Right. But I was not thinking about the dynamic, the dance we’re dancing. We’re under functioning. I’m overfishing. So I have to stop overfunctioning for you, right? I can’t just be like, why can’t I over-function and you start overfunctioning too. Okay. I have to just take care of myself and step back and allow you to fail or allow you to deal with these things yourself.
And then I have to stay with you no matter what you’re going to do to try to get me back into our old day. Yeah, I do. [00:14:00] Actually, I do. I don’t believe you that you’ve never thought about it this way, but there’s a clarity in the way. I think probably she writes it or I picked it up. Yeah. And the other thing is also I just in many little relationships now, because maybe because I have this model fresh on my mind.

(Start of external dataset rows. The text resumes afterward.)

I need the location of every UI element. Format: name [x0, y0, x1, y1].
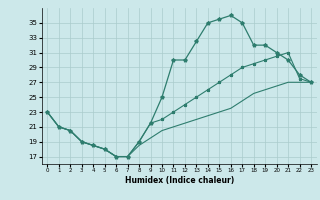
- X-axis label: Humidex (Indice chaleur): Humidex (Indice chaleur): [124, 176, 234, 185]
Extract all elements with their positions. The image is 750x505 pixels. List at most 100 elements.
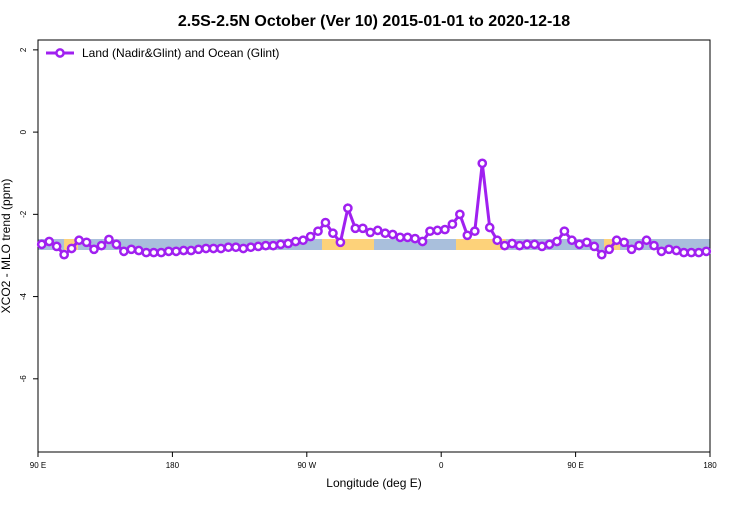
x-tick-label: 180	[703, 461, 717, 470]
point	[469, 226, 480, 237]
point	[671, 245, 682, 256]
point	[492, 235, 503, 246]
y-tick-label: -4	[19, 292, 28, 300]
point	[178, 245, 189, 256]
point	[611, 235, 622, 246]
point	[432, 225, 443, 236]
land-patch	[322, 239, 374, 250]
point	[686, 247, 697, 258]
y-tick-label: -6	[19, 375, 28, 383]
point	[283, 238, 293, 249]
point	[581, 237, 592, 248]
point	[619, 237, 629, 248]
point	[522, 239, 532, 250]
point	[634, 240, 644, 251]
point	[477, 158, 488, 169]
x-axis-label: Longitude (deg E)	[326, 476, 421, 490]
point	[89, 244, 99, 255]
point	[552, 236, 562, 247]
point	[701, 246, 712, 257]
point	[395, 232, 405, 243]
x-tick-label: 0	[439, 461, 444, 470]
point	[343, 203, 353, 214]
point	[133, 245, 144, 256]
point	[537, 241, 547, 252]
point	[141, 247, 152, 258]
point	[253, 241, 264, 252]
point	[260, 240, 271, 251]
point	[507, 238, 517, 249]
point	[66, 243, 77, 254]
y-axis-label: XCO2 - MLO trend (ppm)	[0, 179, 13, 314]
point	[596, 249, 607, 260]
point	[664, 244, 674, 255]
point	[514, 240, 525, 251]
point	[679, 247, 689, 258]
point	[544, 239, 555, 250]
chart-title: 2.5S-2.5N October (Ver 10) 2015-01-01 to…	[178, 13, 570, 30]
point	[231, 242, 241, 253]
point	[193, 244, 204, 255]
point	[350, 223, 361, 234]
point	[245, 242, 256, 253]
point	[559, 226, 570, 237]
point	[81, 237, 92, 248]
point	[104, 234, 114, 245]
x-tick-label: 90 E	[567, 461, 583, 470]
point	[417, 236, 428, 247]
point	[365, 227, 376, 238]
point	[44, 236, 55, 247]
point	[208, 243, 219, 254]
point	[589, 241, 600, 252]
point	[51, 241, 62, 252]
point	[387, 229, 398, 240]
point	[567, 235, 577, 246]
point	[380, 228, 391, 239]
legend-label: Land (Nadir&Glint) and Ocean (Glint)	[82, 46, 279, 60]
point	[216, 243, 226, 254]
y-tick-label: 0	[19, 129, 28, 134]
point	[119, 246, 129, 257]
point	[148, 247, 159, 258]
point	[163, 246, 174, 257]
legend-marker	[55, 48, 65, 58]
point	[223, 242, 234, 253]
point	[425, 226, 435, 237]
point	[447, 219, 458, 230]
point	[372, 225, 383, 236]
point	[275, 239, 286, 250]
point	[238, 243, 249, 254]
point	[626, 244, 637, 255]
point	[328, 228, 338, 239]
point	[604, 244, 615, 255]
point	[574, 239, 585, 250]
point	[268, 240, 279, 251]
point	[96, 240, 107, 251]
point	[641, 235, 652, 246]
y-tick-label: -2	[19, 210, 28, 218]
point	[305, 231, 316, 242]
y-tick-label: 2	[19, 47, 28, 52]
point	[290, 236, 301, 247]
point	[402, 232, 413, 243]
point	[74, 235, 84, 246]
point	[298, 235, 308, 246]
point	[656, 246, 667, 257]
x-tick-label: 90 W	[297, 461, 316, 470]
x-tick-label: 90 E	[30, 461, 46, 470]
point	[111, 239, 122, 250]
point	[529, 239, 540, 250]
point	[313, 226, 323, 237]
point	[499, 240, 510, 251]
point	[320, 217, 331, 228]
x-tick-label: 180	[166, 461, 180, 470]
point	[156, 247, 167, 258]
point	[440, 224, 450, 235]
point	[171, 246, 181, 257]
point	[462, 230, 473, 241]
point	[36, 239, 47, 250]
point	[357, 223, 368, 234]
point	[484, 222, 495, 233]
point	[201, 243, 211, 254]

We’ll look at it, or when people would recently describe their problems with our parents, with their friends, with our partners. To me quite often, I would sort of see this pattern now and go, oh yeah, this is what’s happening. Have you considered this? You know? but it’s a beautiful, it’s a beautiful book that has a good amount of wisdom nuggets and really kind of cool stories.
And. Would you would think, which is just a book about like, how do you handle your anger? It’s really about relationships and change management and understanding dynamics between ourselves and others. And I’m not through with it yet, but I’m a highly recommended dance with anger. , even if you’re not a woman, apparently, I mean, [00:15:00] I really have learned a good amount and really enjoy it.